Cabergoline should be discontinued if an echocardiogram reveals new or worsened valvular regurgitation, valvular restriction or valve leaflet thickening (see section 4.3). Cabergoline restores ovulation and fertility in women with hyperprolactinaemic hypogonadism. The effects of alcohol on overall tolerability of cabergoline are currently unknown. Patients with rare hereditary problems of galactose intolerance, total lactase deficiency or glucose-galactose malabsorption should not take this medicine. Hypersensitivity to cabergoline, any of the excipients listed in section 6.1 or any ergot alkaloid.

  • Pharmacokinetic studies in dogs were performed with a daily dose of 80 µg/kg bodyweight (16 times the recommended dose).
  • This may happen quickly, even before menstrual periods start again.
  • The weekly dose may be given as a single administration or divided into two or more doses per week according to patient tolerability.

Patients should be regularly monitored for the development of impulse control disorders. Dose reduction/tapered discontinuation should be considered if such symptoms develop. A dose of 0.012 mg/kg/day (approximately 1/7 the maximum recommended human dose) during the period of organogenesis in rats caused an increase in post-implantation embryofoetal losses.

Clinical monitoring

Preclinical safety studies of cabergoline indicate a consistent safety margin for this compound in rodents and in monkeys, as well as a lack of teratogenic, genotoxic or carcinogenic potential. In urine, the main metabolite identified was 6-allyl-8b-carboxy-ergoline, which accounted for 4-6% of the dose. Three additional metabolites were identified in urine, which accounted overall for less than 3% of the dose. The metabolites have been found to be much less potent than cabergoline as D2 dopamine receptor agonists in vitro.

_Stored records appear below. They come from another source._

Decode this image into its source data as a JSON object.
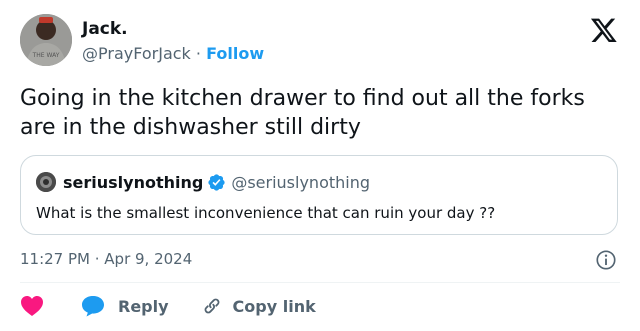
{
  "author": {
    "display_name": "Jack.",
    "handle": "@PrayForJack",
    "separator": "·",
    "follow_label": "Follow",
    "avatar_shirt_text": "THE WAY"
  },
  "tweet": {
    "text": "Going in the kitchen drawer to find out all the forks are in the dishwasher still dirty",
    "timestamp": "11:27 PM · Apr 9, 2024"
  },
  "quote": {
    "display_name": "seriuslynothing",
    "handle": "@seriuslynothing",
    "verified": true,
    "text": "What is the smallest inconvenience that can ruin your day ??"
  },
  "actions": {
    "reply_label": "Reply",
    "copy_link_label": "Copy link"
  },
  "colors": {
    "accent": "#1d9bf0",
    "heart": "#f91880",
    "text": "#0f1419",
    "secondary": "#536471",
    "border": "#cfd9de"
  },
  "icons": {
    "logo": "x-logo-icon",
    "verified": "verified-badge-icon",
    "info": "info-icon",
    "like": "heart-icon",
    "reply": "reply-bubble-icon",
    "copy_link": "link-icon"
  }
}
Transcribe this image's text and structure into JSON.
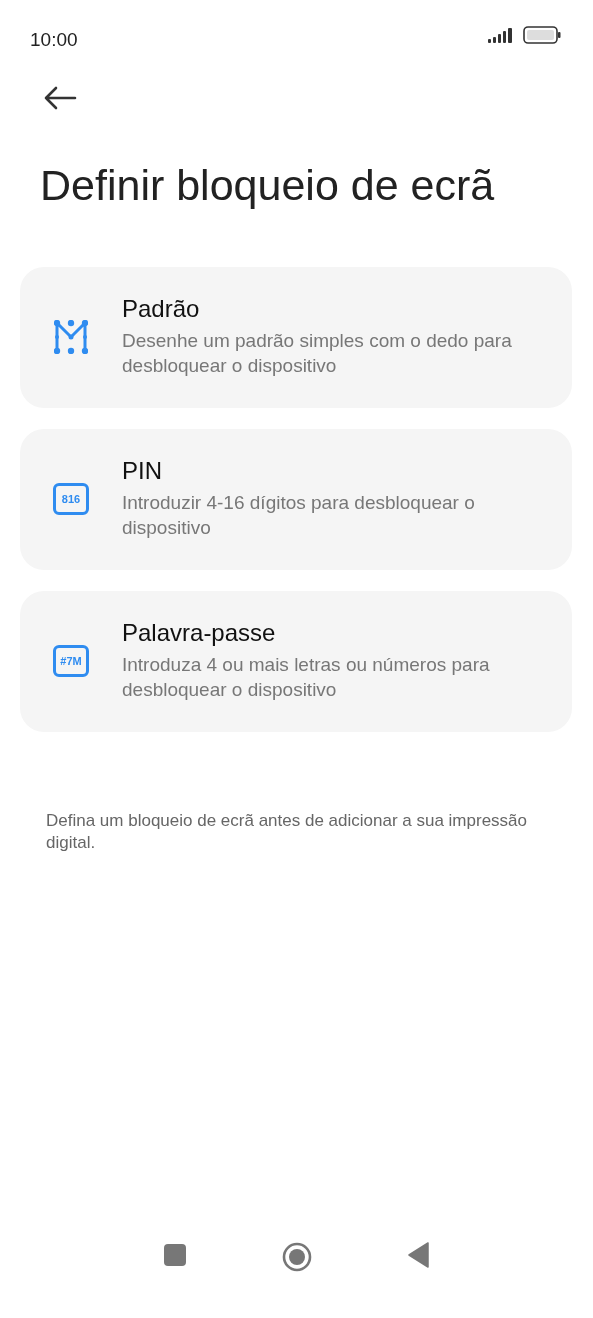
{
  "status_bar": {
    "time": "10:00"
  },
  "title": "Definir bloqueio de ecrã",
  "options": [
    {
      "kind": "pattern",
      "title": "Padrão",
      "description": "Desenhe um padrão simples com o dedo para desbloquear o dispositivo"
    },
    {
      "kind": "pin",
      "icon_text": "816",
      "title": "PIN",
      "description": "Introduzir 4-16 dígitos para desbloquear o dispositivo"
    },
    {
      "kind": "password",
      "icon_text": "#7M",
      "title": "Palavra-passe",
      "description": "Introduza 4 ou mais letras ou números para desbloquear o dispositivo"
    }
  ],
  "footer_note": "Defina um bloqueio de ecrã antes de adicionar a sua impressão digital."
}
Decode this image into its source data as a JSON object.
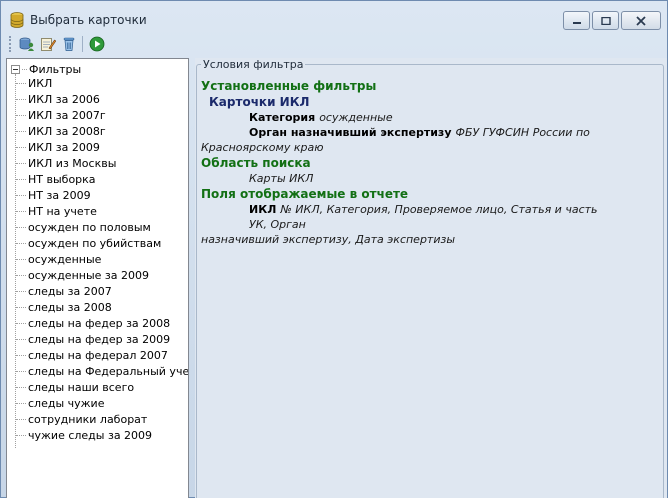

Common side-effects of cabergoline

History of pulmonary, pericardial and retroperitoneal fibrotic disorders. This is not a complete list of side effects and others may occur. You may have increased sexual urges, unusual urges to gamble, or other intense urges while taking cabergoline. Follow all directions on your prescription label and read all medication guides or instruction sheets.

As cabergoline suppresses milk production, you should not take it whilst breast feeding. It is often helpful to see whether your periods start again when you have stopped breast feeding, and reassess your prolactin levels, before deciding whether or not to resume cabergoline treatment. Rarely, women with large macroprolactinomas will be advised to continue cabergoline https://www.suvidhagroup.in/pharmatropin-steroids-what-you-need-to-know-about/ treatment and not to breast feed. Before administration of cabergoline, pregnancy should be excluded. Should pregnancy occur during treatment, cabergoline is to be discontinued. The pharmacokinetic and metabolic profiles of cabergoline have been studied in healthy volunteers of both sexes, in female hyperprolactinemic patients and in parkinsonian patients.